Miracles For Marlee By Shannon Turner; 1st Books; ISBN 1-4033-6631-4; 375 pages; $14.50 soft cover, $5.95 e-book; www.1stbooks.com

Song From Seoul By Sherry McTee; SMC Ventures; ISBN 0-9743550-9-7; 121 pages; $11.95; www.songfromseoul.com

I’ve long believed that there is no such thing as a routine adoption. Everyone who has ever adopted has their own unique story complete with mystical signs, impassable roadblocks, and miraculous solutions. And anyone who has ever entered the journey it takes just to get to the point of applying to adopt, understands the emotionally consuming (actually all-consuming) effort and investment of the process, and it does make good reading.
Miracles For Marlee and Song From Seoul certainly aren’t the first of the adoption process memoir genre, but like their predecessors, they are deeply personal stories, and because of that they are emotionally engrossing and ultimately satisfying (parents and child are united and bonded in the end). Of course, these books are all about the journey, and that is particularly helpful for anyone who is in the midst of the process. While faith plays an important role in both books, doctrine doesn’t.

Shannon Turner’s Miracles For Marlee spares almost no detail on the way to adopting a little girl from China in 2001. Turner’s account of all the help she and her husband received would prove the idea that it takes a whole village (or city) to adopt a child.

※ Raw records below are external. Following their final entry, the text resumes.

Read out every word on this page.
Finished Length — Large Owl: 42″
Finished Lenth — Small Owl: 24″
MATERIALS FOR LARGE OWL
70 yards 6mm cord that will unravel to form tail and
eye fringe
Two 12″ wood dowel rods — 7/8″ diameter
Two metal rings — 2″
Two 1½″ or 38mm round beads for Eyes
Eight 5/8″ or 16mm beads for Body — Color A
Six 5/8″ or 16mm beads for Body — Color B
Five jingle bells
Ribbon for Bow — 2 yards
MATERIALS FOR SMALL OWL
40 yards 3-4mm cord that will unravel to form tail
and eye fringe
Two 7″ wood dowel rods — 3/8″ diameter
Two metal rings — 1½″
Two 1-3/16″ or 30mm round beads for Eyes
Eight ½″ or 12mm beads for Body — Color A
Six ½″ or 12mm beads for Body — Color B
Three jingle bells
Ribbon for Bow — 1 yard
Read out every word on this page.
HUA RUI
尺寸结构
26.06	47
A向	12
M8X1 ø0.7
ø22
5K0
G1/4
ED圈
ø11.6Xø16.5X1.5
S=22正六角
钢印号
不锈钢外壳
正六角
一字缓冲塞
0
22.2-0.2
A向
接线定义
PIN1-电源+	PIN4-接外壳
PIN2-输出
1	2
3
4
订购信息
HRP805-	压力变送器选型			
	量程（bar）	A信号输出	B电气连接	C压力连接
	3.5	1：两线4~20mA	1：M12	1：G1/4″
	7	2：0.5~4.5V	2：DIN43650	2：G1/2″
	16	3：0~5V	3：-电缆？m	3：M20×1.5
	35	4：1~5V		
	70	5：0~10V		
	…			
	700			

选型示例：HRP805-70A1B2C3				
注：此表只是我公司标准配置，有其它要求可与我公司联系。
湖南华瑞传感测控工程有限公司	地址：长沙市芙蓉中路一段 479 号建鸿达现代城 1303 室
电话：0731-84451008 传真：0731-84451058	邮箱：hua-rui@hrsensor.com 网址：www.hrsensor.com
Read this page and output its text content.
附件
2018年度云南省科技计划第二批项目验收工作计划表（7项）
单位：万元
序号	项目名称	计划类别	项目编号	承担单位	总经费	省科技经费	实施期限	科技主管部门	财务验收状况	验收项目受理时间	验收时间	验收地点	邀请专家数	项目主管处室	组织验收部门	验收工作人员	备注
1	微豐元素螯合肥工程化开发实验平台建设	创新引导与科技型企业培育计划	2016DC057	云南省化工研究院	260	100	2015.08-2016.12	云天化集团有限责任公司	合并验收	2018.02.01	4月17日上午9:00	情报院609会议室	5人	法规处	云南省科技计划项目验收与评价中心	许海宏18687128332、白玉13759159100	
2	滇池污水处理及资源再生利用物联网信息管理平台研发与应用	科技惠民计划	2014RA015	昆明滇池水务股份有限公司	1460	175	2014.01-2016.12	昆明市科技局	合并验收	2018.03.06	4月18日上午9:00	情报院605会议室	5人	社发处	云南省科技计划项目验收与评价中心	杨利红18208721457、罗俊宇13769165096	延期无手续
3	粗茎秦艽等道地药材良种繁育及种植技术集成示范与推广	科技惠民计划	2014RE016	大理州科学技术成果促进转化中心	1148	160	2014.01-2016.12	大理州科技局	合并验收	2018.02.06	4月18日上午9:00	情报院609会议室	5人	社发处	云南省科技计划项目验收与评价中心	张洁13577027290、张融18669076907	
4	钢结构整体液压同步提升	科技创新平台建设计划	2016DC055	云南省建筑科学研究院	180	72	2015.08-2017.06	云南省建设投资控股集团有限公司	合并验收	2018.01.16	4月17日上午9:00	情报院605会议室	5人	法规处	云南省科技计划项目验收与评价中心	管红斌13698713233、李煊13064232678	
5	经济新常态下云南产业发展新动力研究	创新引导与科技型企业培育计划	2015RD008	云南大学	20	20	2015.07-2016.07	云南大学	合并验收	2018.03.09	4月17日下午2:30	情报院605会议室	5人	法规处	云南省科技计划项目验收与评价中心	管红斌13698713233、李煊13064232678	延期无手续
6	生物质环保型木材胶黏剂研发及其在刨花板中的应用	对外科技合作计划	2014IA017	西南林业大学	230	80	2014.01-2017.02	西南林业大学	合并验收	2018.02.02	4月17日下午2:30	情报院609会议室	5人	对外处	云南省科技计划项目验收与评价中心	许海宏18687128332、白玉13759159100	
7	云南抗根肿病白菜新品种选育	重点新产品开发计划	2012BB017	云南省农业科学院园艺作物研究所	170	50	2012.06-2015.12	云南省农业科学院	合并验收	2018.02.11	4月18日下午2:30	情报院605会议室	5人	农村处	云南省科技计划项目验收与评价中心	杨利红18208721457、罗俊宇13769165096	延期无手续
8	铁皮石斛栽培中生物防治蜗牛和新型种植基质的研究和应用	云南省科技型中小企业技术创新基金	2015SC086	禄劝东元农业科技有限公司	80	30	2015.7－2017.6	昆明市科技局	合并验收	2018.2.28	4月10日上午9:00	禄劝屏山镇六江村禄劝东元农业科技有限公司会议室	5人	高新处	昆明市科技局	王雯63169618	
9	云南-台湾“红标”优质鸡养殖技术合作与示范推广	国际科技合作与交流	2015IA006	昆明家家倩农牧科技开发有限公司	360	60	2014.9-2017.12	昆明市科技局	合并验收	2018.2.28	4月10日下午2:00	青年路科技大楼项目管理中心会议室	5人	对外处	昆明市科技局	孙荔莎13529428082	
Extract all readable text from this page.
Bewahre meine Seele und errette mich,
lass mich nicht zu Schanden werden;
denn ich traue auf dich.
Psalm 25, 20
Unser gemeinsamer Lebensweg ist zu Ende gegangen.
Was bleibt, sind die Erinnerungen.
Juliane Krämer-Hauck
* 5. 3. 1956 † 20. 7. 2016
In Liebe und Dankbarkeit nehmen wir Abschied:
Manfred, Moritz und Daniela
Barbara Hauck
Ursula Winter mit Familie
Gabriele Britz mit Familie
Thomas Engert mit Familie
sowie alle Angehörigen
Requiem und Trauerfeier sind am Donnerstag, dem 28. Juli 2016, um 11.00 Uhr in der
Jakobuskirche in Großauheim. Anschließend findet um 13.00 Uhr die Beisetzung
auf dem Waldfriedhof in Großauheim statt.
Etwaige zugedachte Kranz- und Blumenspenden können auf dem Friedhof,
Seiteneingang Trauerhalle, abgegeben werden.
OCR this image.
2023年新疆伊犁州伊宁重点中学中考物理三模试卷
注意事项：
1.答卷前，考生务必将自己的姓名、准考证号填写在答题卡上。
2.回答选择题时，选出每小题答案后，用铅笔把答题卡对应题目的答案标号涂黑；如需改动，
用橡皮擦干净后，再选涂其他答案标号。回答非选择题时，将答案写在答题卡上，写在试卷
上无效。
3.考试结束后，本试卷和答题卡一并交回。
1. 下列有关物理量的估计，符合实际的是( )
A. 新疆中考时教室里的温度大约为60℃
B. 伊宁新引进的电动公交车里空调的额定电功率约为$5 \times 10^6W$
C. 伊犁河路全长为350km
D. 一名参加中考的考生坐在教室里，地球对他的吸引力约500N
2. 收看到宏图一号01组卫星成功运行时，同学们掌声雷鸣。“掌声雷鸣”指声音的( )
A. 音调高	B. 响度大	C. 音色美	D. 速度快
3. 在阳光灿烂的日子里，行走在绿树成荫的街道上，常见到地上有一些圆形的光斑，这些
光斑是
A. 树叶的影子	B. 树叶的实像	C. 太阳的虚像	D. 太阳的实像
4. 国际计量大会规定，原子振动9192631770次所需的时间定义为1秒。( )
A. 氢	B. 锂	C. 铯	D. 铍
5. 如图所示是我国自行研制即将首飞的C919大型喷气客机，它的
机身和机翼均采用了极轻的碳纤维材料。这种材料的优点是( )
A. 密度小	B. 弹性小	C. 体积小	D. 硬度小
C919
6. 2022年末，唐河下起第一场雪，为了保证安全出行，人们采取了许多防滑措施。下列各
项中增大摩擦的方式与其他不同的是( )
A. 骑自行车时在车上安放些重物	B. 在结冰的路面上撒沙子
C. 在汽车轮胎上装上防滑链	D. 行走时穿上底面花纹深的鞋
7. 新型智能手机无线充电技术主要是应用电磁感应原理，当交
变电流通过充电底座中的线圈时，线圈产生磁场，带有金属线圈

The book is a marvelous recollection of the every-hour, nearly every-minute struggle in the marathon effort of adopting. And while the fortune cookie signs may be a bit much for some readers, the Turners’ adoption is ultimately solid reinforcement that, yes, you can survive the process and finally adopt a child.
In Song From Seoul Sherry McTee recounts adopting a girl from Korea in the 1970s. Though this experience comes from another era of intercountry adoption, McTee focuses less on the process and more on the emotional journey. Her daughter’s arrival in the United States takes place about midway through the book; therefore, much of the story is about bonding. McTee shares instructive insights and mistakes she made along way framed by her lyrical and picturesque memory of the experience.

Husbands often play a minor (though necessary) role in adoption memoirs, and while Song certainly is McTee’s story, the relationship between her adopted daughter and her husband is the final necessary piece of the bonding puzzle.

Both of these books are quick, easy reads. Unusually generous margins and line-spacing make these books considerably briefer than the number of pages might indicate; however, both Turner and McTee offer comforting, encouraging testimony to the amazing, highly personal experience of adopting a child.